Les Coupes du monde de football aux États-Unis, au Mexique et au Canada se jouent à des températures souvent supérieures à 30 degrés avec des niveaux d’humidité extrêmes, « la gestion du stress thermique est donc passée d’un détail marginal à une priorité clinique absolue pour la protection de la santé et l’optimisation des performances. En effet, alors que dans des conditions normales, l’organisme maintient sa température centrale autour de 37 degrés grâce à un système complexe de thermorégulation, basé principalement sur la vasodilatation périphérique (qui transporte le sang vers la peau pour disperser la chaleur) et sur l’évaporation de la sueur, dans des conditions de chaleur et d’humidité extrêmes, ce mécanisme s’effondre rapidement. L’athlète éprouve une sensation de fatigue précoce également due à la « séquestration » du sang qui est dirigé préférentiellement des muscles vers les couches superficielles du corps pour tenter de disperser la chaleur. Cela réduit le retour veineux, obligeant le cœur à augmenter considérablement la fréquence cardiaque pour maintenir une oxygénation constante. C’est l’analyse – pour Adnkronos Salute – du médecin-physiatre Andrea. Bernetti, professeur titulaire de médecine physique et de réadaptation à UniSalento et secrétaire général de Simfer (Société italienne de médecine physique et de réadaptation).
« Pour contrecarrer ces limites physiologiques, les stratégies de pré-refroidissement ont récemment été de plus en plus utilisées. L’objectif clinique est d’abaisser préventivement la température centrale et cutanée avant l’effort, créant ainsi un plus grand ‘réservoir de chaleur’. À partir d’une température corporelle plus basse, l’athlète mettra plus de temps à atteindre le seuil critique de 39 degrés – poursuit le médecin – C’est dans ce contexte médico-scientifique précis que s’inscrivent les innovations technologiques les plus récentes. Une marque de sport bien connue a proposé un trois couches pour aider les joueurs à s’entraîner. »
Ce système, « emprunté aux technologies développées pour protéger les pilotes de Formule 1 de la chaleur des cockpits, applique rigoureusement les principes thermodynamiques et physiologiques du pré-refroidissement à travers trois dispositifs : Gilet de refroidissement ; Veste isolante ; Surchaussure de refroidissement », observe Bernetti.
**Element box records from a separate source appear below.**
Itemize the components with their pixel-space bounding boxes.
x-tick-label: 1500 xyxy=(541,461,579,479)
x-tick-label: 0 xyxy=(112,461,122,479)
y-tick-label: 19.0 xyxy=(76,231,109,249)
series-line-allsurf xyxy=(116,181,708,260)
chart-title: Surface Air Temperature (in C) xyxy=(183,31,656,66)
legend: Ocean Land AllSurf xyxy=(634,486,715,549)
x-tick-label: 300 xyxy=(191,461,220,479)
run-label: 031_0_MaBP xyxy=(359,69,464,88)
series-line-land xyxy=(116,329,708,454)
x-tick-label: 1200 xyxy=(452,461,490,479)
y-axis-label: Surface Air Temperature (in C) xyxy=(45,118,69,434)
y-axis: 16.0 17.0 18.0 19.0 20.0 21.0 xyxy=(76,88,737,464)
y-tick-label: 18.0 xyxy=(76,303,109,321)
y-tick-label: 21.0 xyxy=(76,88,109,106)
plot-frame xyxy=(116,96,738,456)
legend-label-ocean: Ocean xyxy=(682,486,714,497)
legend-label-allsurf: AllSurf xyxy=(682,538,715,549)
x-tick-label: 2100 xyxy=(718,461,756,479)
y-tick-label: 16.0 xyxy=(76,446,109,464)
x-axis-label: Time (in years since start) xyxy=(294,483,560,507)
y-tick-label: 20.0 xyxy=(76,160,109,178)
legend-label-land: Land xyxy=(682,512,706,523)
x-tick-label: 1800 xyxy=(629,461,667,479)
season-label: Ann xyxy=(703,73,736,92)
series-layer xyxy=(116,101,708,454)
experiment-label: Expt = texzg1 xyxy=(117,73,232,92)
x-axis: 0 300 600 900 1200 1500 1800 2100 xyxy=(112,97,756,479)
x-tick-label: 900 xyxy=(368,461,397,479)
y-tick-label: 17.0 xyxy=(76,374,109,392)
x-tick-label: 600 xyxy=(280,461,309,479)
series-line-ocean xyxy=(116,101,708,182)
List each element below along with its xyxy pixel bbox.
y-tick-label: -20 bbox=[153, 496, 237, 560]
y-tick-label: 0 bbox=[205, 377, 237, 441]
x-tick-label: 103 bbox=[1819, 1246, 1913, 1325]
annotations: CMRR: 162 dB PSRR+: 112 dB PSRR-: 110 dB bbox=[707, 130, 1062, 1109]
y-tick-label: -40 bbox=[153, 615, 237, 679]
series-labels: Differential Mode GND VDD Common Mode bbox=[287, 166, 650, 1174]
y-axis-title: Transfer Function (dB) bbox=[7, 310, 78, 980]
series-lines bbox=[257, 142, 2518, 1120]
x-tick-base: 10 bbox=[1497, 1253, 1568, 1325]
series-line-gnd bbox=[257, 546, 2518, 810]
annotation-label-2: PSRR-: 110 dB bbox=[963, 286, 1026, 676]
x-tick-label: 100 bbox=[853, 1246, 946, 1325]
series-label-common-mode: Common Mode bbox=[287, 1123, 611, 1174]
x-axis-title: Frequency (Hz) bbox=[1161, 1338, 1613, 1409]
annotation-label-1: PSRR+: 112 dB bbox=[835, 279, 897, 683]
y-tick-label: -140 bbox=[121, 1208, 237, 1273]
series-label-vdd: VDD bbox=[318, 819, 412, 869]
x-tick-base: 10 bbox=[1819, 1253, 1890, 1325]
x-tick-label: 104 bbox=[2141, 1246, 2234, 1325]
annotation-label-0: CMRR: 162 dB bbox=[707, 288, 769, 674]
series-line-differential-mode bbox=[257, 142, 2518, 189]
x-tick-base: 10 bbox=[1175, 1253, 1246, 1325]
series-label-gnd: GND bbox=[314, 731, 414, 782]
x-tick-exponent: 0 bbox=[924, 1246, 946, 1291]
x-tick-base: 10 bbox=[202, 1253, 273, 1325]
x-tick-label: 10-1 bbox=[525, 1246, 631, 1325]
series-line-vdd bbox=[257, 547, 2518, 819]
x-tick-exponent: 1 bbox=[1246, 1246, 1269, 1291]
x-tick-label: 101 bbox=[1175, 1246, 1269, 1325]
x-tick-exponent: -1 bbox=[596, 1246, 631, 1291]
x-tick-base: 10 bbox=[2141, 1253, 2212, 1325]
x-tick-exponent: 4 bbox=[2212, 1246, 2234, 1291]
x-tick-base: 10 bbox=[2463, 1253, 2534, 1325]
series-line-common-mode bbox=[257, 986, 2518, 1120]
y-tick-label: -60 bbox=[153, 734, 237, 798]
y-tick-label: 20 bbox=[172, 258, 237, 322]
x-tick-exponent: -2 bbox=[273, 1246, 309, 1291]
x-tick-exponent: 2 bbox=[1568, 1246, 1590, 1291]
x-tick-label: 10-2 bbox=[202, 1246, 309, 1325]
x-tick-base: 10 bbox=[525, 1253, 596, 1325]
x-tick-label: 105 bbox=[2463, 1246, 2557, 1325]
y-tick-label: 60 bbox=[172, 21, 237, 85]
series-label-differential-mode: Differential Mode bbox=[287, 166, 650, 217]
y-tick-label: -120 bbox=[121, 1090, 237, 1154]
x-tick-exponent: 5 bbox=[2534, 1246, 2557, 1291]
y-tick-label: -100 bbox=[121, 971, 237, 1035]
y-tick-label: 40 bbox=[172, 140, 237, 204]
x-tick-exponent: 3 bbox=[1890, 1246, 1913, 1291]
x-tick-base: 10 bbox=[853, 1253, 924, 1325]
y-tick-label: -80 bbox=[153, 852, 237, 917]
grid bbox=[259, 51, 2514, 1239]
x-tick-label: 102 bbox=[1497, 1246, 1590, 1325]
L’analyse des différents appareils : 1) Cooling Vest : « Il exploite l’action d’un gel spécial congelé. Il agit par conduction directe sur le tronc, l’abdomen et le dos, c’est-à-dire les zones avec le plus grand flux sanguin profond. L’abaissement de la température cutanée dans ces zones atténue la réponse du système nerveux, réduisant ainsi le besoin du corps de détourner le sang vers la peau et préservant une excellente oxygénation musculaire », explique Bernetti.
2) Veste isolante: « Cette veste – poursuit-il – agit comme une coque hermétique, emprisonnant l’air froid généré par le gilet et empêchant un échange thermique prématuré avec l’environnement extérieur chaud. Les données clinico-sportives – poursuit le physiatre – indiquent que l’action synergique de ces deux couches peut abaisser la température de la peau jusqu’à 13 degrés et réduire la température centrale jusqu’à 0,5 degrés avant le début de l’entraînement ou du match ».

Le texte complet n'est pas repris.